Possible steel tariff would be too costly for farmers
There is growing support in some parts of Minnesota for a U.S. tariff on imported steel. The loss of thousands of mining jobs on the Iron Range in recent years has moved state leaders to criticize overproduction and public subsidies of steel in countries such as China, Russia, Brazil and Australia.
U.S. Sen. Amy Klobuchar and Al Franken and Gov. Mark Dayton are all on record in siding with President Donald Trump on such a move.
However, there are always trade offs when considering tariffs. One of those trade offs may come back to haunt southwest Minnesota.
Agriculture will probably take a big hit during a trade war. Such a looming threat is causing some anxiety among agriculture leaders. Perry Aasness, executive director of the Minnesota AgriGrowth Council, warns agriculture and food products are the easiest to place retaliatory tariffs on.

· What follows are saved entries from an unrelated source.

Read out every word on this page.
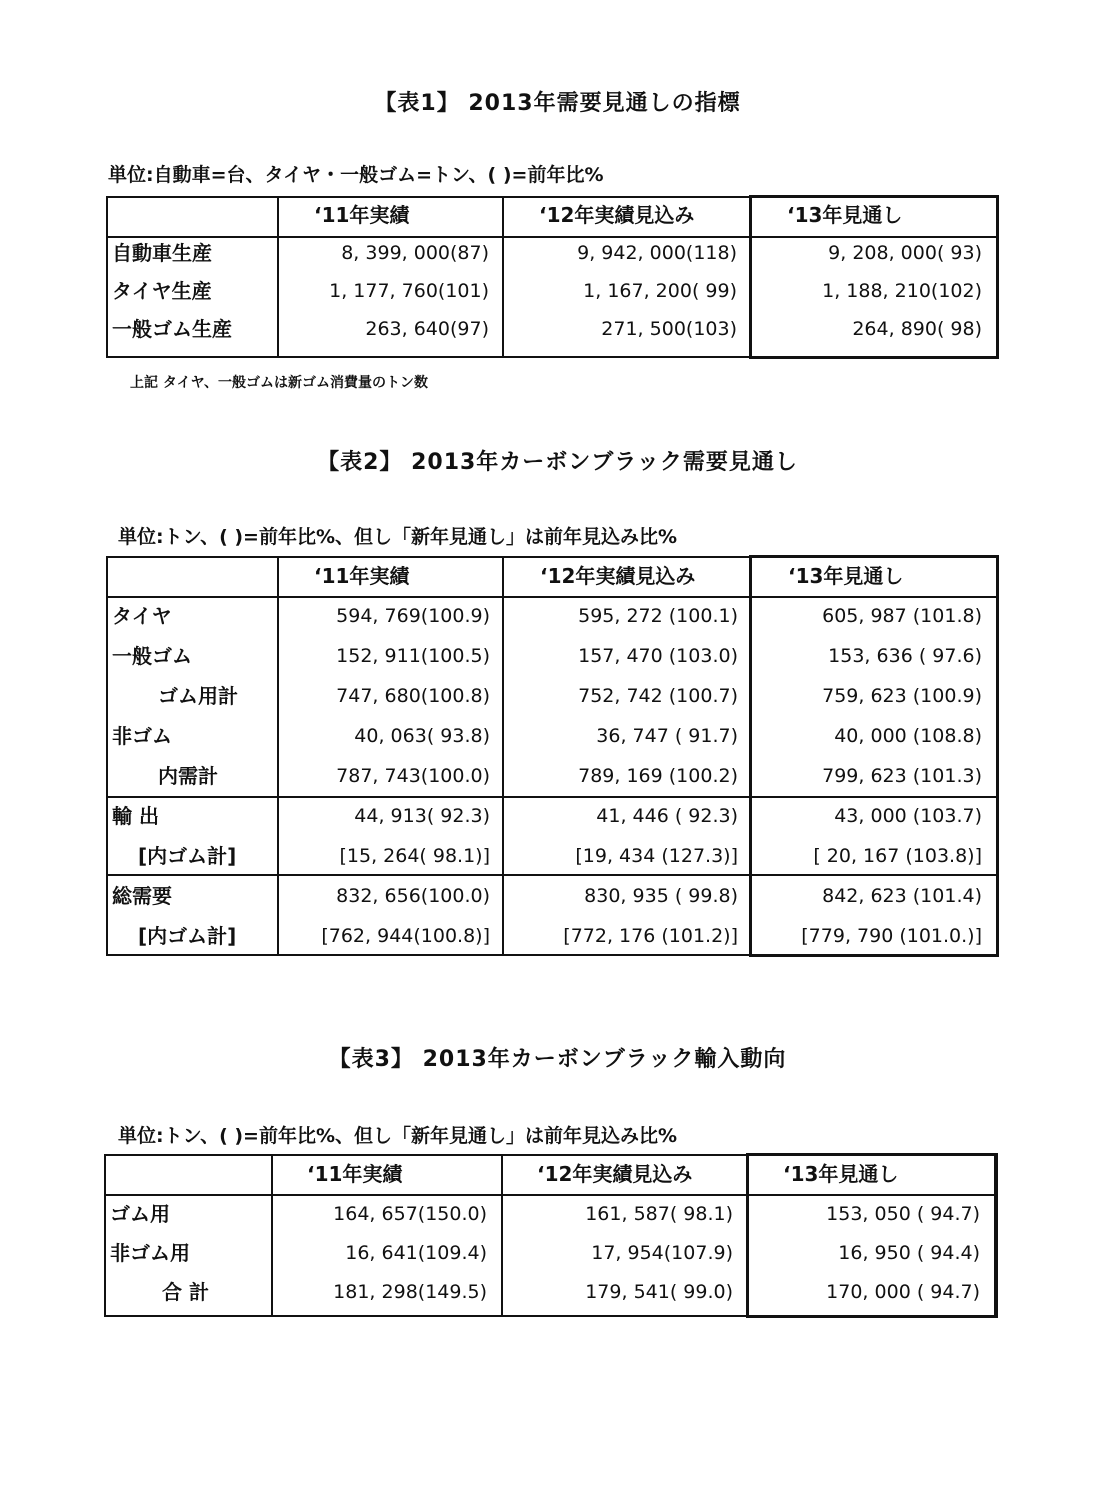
【表1】 2013年需要見通しの指標
単位:自動車=台、タイヤ・一般ゴム=トン、( )=前年比%
	‘11年実績	‘12年実績見込み	‘13年見通し
自動車生産	8, 399, 000(87)	9, 942, 000(118)	9, 208, 000( 93)
タイヤ生産	1, 177, 760(101)	1, 167, 200( 99)	1, 188, 210(102)
一般ゴム生産	263, 640(97)	271, 500(103)	264, 890( 98)
上記 タイヤ、一般ゴムは新ゴム消費量のトン数
【表2】 2013年カーボンブラック需要見通し
単位:トン、( )=前年比%、但し「新年見通し」は前年見込み比%
	‘11年実績	‘12年実績見込み	‘13年見通し
タイヤ	594, 769(100.9)	595, 272 (100.1)	605, 987 (101.8)
一般ゴム	152, 911(100.5)	157, 470 (103.0)	153, 636 ( 97.6)
ゴム用計	747, 680(100.8)	752, 742 (100.7)	759, 623 (100.9)
非ゴム	40, 063( 93.8)	36, 747 ( 91.7)	40, 000 (108.8)
内需計	787, 743(100.0)	789, 169 (100.2)	799, 623 (101.3)
輸 出	44, 913( 92.3)	41, 446 ( 92.3)	43, 000 (103.7)
[内ゴム計]	[15, 264( 98.1)]	[19, 434 (127.3)]	[ 20, 167 (103.8)]
総需要	832, 656(100.0)	830, 935 ( 99.8)	842, 623 (101.4)
[内ゴム計]	[762, 944(100.8)]	[772, 176 (101.2)]	[779, 790 (101.0.)]
【表3】 2013年カーボンブラック輸入動向
単位:トン、( )=前年比%、但し「新年見通し」は前年見込み比%
	‘11年実績	‘12年実績見込み	‘13年見通し
ゴム用	164, 657(150.0)	161, 587( 98.1)	153, 050 ( 94.7)
非ゴム用	16, 641(109.4)	17, 954(107.9)	16, 950 ( 94.4)
合 計	181, 298(149.5)	179, 541( 99.0)	170, 000 ( 94.7)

“Ag lives and dies by exports. This is a real concern,” Aasness told the Minneapolis Star Tribune.
And it’s just not agriculture that may face repercussions of placing tariffs on steel. Two former Federal Reserve chairs and 15 senior economic advisers to Presidents George Bush and Barack Obama sent Trump a letter. They warn that tariffs will raise costs for manufacturers, reduce employment in manufacturing and increase prices for consumers.
Basically, the tradeoff of starting a trade war may be too costly for the U.S. And way too costly for southwestern Minnesota.